The Democrat's support jumped to 50 percent or above in Ohio, Florida and
Pennsylvania in Quinnipiac University surveys taken during the weekend —
after the opening presidential debate and during Monday's dramatic stock
market plunge as the House rejected a $700 billion financial bailout plan.
Combined, these states offer 68 of the 270 electoral votes needed for
victory on Election Day, Nov. 4.
Pollsters attributed Obama's improved standing to the public's general
approval of his debate performance, antipathy toward GOP vice presidential
nominee Sarah Palin and heightened confidence in the Illinois senator's
ability to handle the economic crisis.
The fresh polling is the latest troublesome turn for McCain, the Arizona
senator who is trying to regain control of the campaign conversation amid
increasingly difficult circumstances for Republicans. It comes on the eve
of a debate between Palin and her Democratic counterpart, Joe Biden, and
as the financial crisis shapes the presidential race in unpredictable
ways.
For now and probably for the next month, the race will be entirely about
who can best handle an economy in peril.
The war in Iraq, national security and foreign policy issues — McCain's
strengths — have largely fallen by the wayside as each campaign tries to
chart a course to the presidency in extraordinarily choppy economic
waters.
The new surveys show Obama leading McCain in Florida 51 percent to 43
percent, in Ohio 50 percent to 42 percent and in Pennsylvania 54 percent
to 39 percent.
Since 1960, no president has been elected without winning two of those
three states.
The results are notable because they show Obama in a strong position in
the pair of states that put Bush in the White House in 2000 and kept him
there four years later — Florida and Ohio, with 27 and 20 electoral votes,
respectively.
Obama has been struggling to break into a comfortable lead in both states;
for weeks he had been mostly about even with McCain in Ohio while lagging
for months in Florida, even after being the only candidate on the air and
spending some $8 million on advertising.
Pennsylvania, with 21 electoral votes, is a different story.

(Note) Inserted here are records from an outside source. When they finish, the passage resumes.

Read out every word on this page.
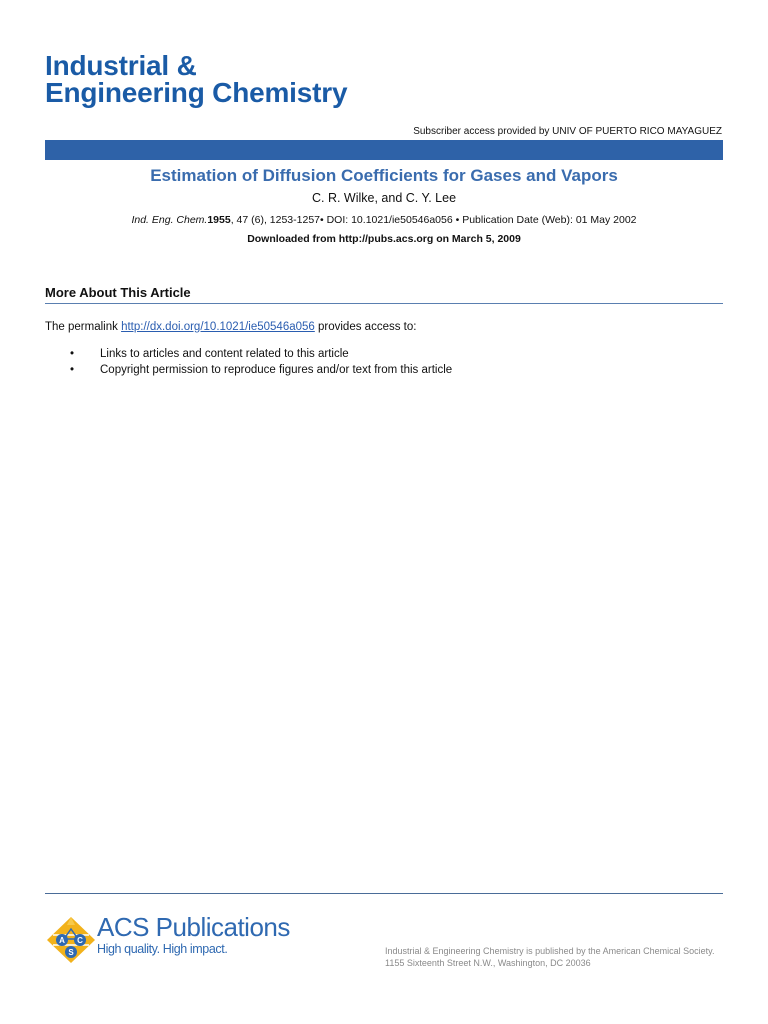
Industrial &
Engineering Chemistry
Subscriber access provided by UNIV OF PUERTO RICO MAYAGUEZ
Estimation of Diffusion Coefficients for Gases and Vapors
C. R. Wilke, and C. Y. Lee
Ind. Eng. Chem.1955, 47 (6), 1253-1257• DOI: 10.1021/ie50546a056 • Publication Date (Web): 01 May 2002
Downloaded from http://pubs.acs.org on March 5, 2009
More About This Article
The permalink http://dx.doi.org/10.1021/ie50546a056 provides access to:
• Links to articles and content related to this article
• Copyright permission to reproduce figures and/or text from this article
A C
S
ACS Publications
High quality. High impact.	Industrial & Engineering Chemistry is published by the American Chemical Society.
1155 Sixteenth Street N.W., Washington, DC 20036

Obama is trying to hang onto the state Democrat John Kerry won four years
ago, though McCain has mounted a stiff challenge as he seeks to benefit
from his rival's trouble with working-class voters who question his
liberal voting record and, perhaps, his race.
The telephone polls, which were taken before and after last week's
McCain-Obama debate, have margins of error ranging from plus or minus 2.8
percentage points to plus or minus 3.4 points.